Вначале следы ведут по открытому вельду, кажется, что настичь льва всего лишь дело времени. Но чуть погодя они начинают петлять по предгорьям, идти по ним становится все труднее и труднее. Армию разбивают на маленькие группки, у каждой по крайней мере одно ружье. Мы с Николасом неразлучны, при нас несколько рабов и готтентотов. Остальные вскоре теряются из виду.

Первый час или около того ты предельно осмотрителен и предельно осторожен. Ты замечаешь все на своем пути. Насекомых в траве, ящериц, стремительно снующих по камням, мангуста, стоящего на задних лапках у норы, муравьеда, разоряющего гнездо термитов, крошечную куропатку и чибиса, птицу-секретаря, с самодовольным видом расхаживающую на негнущихся ногах, вроде как хозяин воскресным утром, маленькую антилопу, словно навсегда застывшую в сухой траве, черепаху, медленно и осторожно поспешающую своей дорогой, рой пчел в древесном дупле, пятнышки ястребов, кружащих в отдалении, паутину, сверкающую от росы. Но когда начинает припекать солнце и пот стекает у тебя по спине, поневоле делаешься менее внимательным. В молчащем зное тебя одолевает сонливость. Именно поэтому он и застигает нас врасплох.

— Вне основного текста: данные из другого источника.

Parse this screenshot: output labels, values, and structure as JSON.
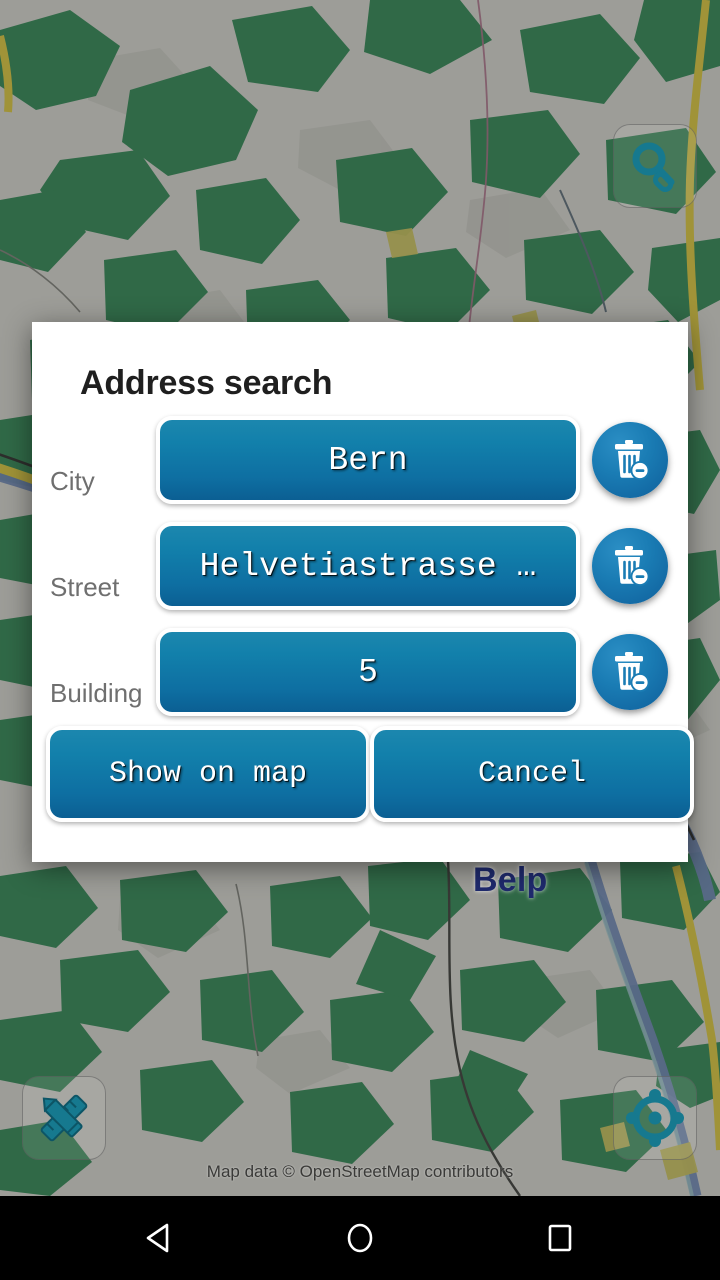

Неожиданное движение в космах сухого кустарника всего лишь в ста ярдах от нас. Это может быть что угодно. Но ты сразу понимаешь, что это лев, хотя отроду не видывал льва. Николас делает еще один шаг. Из кустов раздается низкое, глубокое рычание, от которого земля дрожит под ногами. Рабы и готтентоты бросают свои палки и ассегаи и в панике бегут к ближайшему укрытию — единственному дереву, тонкому и сухому. Спустя мгновение они свешиваются с ветвей, словно стая громадных летучих мышей. Мне смешно, и я не могу сдержать хохота.

16

Чиновник, ответственный за порядок в сельской местности, а также начальник военизированного отряда буров.